Anti-GAD65 antibodies have been identified in both acute/subacute seizures (limbic encephalitis and extralimbic encephalitis) and chronic isolated epilepsy. The evidence of high serum titers and intrathecal synthesis play a fundamental role in diagnosis but poorly correlate with disease severity or response to therapies. It remains controversial whether anti-GAD65 Abs are the pathogenic entity or only serve as a surrogate marker for autoimmune disorders mediated by cytotoxic T cells. Unlike other immune-mediated epilepsy, although multiple combinations of therapeutics are used, the efficacy and prognosis of patients with GAD65-epilepsy patients are poor. Besides, GAD65-epilepsy is more prone to relapse and potentially evolve into a more widespread CNS inflammatory disorder. This article reviews the recent advances of GAD65-epilepsy, focusing on the diagnosis, epidemiology, pathophysiology, clinical features, and treatment, to better promote the recognition and provide proper therapy for this condition.

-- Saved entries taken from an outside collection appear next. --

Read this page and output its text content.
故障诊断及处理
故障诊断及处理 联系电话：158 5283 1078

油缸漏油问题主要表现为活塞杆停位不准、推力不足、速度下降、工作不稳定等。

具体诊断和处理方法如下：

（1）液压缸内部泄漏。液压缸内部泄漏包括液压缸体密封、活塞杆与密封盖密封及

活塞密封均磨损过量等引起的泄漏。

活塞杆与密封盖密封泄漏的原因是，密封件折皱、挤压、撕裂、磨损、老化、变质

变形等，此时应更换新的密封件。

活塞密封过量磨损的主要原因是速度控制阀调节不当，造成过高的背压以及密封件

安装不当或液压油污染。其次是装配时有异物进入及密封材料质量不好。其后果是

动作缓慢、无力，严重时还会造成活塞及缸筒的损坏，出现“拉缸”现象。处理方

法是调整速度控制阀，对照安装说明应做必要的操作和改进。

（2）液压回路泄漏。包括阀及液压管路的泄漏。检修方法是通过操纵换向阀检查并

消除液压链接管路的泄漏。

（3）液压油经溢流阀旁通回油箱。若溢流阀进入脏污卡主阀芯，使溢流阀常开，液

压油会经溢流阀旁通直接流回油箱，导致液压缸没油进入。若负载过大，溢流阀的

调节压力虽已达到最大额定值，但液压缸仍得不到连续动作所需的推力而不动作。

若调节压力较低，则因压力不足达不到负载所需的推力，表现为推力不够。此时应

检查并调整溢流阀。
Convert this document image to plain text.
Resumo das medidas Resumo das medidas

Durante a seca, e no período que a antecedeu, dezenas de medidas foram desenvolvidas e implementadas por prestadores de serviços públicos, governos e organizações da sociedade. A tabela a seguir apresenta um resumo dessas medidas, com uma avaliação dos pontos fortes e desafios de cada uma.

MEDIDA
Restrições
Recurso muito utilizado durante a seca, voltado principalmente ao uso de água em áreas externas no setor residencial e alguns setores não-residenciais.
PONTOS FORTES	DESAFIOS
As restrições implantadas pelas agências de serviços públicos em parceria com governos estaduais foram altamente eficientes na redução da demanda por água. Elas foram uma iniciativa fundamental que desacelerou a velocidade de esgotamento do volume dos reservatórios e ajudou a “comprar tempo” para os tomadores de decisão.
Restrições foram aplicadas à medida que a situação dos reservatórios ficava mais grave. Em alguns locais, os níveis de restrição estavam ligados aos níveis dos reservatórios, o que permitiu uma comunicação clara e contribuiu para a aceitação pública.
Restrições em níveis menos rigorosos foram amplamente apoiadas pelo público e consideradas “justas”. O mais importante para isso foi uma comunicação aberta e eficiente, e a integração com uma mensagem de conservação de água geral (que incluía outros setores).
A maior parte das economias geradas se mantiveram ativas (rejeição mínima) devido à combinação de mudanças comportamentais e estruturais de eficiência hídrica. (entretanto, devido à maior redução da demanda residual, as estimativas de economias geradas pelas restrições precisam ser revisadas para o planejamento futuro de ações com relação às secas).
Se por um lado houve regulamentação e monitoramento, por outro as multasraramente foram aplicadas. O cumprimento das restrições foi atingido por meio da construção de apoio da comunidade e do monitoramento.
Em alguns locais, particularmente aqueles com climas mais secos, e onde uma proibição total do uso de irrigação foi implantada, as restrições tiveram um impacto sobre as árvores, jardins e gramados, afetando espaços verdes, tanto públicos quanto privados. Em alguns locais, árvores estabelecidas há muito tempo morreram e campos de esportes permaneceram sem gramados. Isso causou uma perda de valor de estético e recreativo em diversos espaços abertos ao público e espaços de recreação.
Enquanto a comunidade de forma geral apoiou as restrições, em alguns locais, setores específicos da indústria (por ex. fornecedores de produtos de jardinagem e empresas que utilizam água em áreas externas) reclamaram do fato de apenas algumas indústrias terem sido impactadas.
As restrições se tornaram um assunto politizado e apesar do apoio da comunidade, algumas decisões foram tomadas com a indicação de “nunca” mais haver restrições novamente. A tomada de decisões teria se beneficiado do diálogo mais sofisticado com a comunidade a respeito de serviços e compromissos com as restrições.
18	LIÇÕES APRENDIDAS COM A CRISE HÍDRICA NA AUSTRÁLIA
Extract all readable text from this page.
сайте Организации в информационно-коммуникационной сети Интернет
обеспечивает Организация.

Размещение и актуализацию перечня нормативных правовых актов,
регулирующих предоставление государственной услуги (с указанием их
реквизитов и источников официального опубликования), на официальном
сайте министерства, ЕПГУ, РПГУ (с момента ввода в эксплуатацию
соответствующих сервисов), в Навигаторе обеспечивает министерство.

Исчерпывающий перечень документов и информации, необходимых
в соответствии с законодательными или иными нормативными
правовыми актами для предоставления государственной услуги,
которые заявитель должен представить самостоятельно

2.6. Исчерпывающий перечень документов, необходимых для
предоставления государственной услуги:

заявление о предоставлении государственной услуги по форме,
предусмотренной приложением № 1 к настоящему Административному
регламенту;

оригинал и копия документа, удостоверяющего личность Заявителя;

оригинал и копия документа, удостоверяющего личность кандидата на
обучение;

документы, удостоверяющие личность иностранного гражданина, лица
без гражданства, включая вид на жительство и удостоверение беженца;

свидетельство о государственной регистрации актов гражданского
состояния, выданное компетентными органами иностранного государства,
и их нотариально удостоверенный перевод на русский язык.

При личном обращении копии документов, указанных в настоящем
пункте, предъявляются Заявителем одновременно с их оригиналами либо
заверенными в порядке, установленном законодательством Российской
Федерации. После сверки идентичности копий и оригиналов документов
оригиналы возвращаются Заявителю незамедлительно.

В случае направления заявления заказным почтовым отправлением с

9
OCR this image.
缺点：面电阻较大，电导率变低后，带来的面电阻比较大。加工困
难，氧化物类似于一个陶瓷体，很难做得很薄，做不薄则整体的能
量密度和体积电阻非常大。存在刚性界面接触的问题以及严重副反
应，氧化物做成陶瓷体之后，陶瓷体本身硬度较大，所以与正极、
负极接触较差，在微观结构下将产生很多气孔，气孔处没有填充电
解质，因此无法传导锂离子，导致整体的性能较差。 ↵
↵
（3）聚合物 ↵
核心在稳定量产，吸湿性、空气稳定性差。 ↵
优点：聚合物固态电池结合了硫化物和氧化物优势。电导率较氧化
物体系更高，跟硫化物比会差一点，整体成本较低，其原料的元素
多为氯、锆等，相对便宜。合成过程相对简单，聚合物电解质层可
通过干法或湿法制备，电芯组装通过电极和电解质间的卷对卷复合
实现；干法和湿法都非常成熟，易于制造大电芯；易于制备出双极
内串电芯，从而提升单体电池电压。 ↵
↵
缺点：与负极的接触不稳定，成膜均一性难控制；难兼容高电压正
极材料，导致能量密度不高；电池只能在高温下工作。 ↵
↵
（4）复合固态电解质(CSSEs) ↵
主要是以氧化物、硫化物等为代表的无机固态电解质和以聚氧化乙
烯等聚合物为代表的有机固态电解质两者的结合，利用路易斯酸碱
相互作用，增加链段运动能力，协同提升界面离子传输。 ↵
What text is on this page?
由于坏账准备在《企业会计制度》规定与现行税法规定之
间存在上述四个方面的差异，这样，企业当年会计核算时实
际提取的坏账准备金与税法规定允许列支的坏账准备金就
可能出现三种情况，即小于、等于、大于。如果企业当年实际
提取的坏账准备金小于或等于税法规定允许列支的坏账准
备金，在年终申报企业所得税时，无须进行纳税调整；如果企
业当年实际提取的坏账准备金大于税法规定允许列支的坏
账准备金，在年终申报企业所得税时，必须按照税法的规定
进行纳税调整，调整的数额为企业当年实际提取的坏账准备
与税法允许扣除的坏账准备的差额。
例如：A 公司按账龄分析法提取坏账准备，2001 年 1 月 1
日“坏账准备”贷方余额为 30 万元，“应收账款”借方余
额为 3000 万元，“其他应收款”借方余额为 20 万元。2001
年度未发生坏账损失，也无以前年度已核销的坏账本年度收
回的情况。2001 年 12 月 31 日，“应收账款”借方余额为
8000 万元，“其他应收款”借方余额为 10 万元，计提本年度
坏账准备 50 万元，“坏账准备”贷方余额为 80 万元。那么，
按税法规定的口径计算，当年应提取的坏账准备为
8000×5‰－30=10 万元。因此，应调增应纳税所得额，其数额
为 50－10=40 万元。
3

抗谷氨酸脱羧酶 65 抗体(Anti-GAD65 antibodies)已在急性/亚急性发作(边缘性脑炎和边缘外脑炎)和慢性孤立性癫痫中被识别。高血清滴度和鞘内合成的证据在诊断中起着重要作用,但与疾病严重程度或对治疗的反应相关性差。抗 GAD65 Abs 是否是致病实体,还是仅作为细胞毒性 T 细胞介导的自身免疫性疾病的替代标志物,这仍然存在争议。与其他免疫介导的癫痫不同,尽管使用了多种治疗组合,但 GAD65 癫痫患者的疗效和预后较差。此外,GAD65 癫痫更容易复发,并有可能发展为更广泛的中枢神经系统炎症性疾病。本文综述了 GAD65 癫痫的最新进展,重点介绍了其诊断、流行病学、病理生理学、临床特征和治疗,以更好地促进对这种疾病的认识并提供适当的治疗。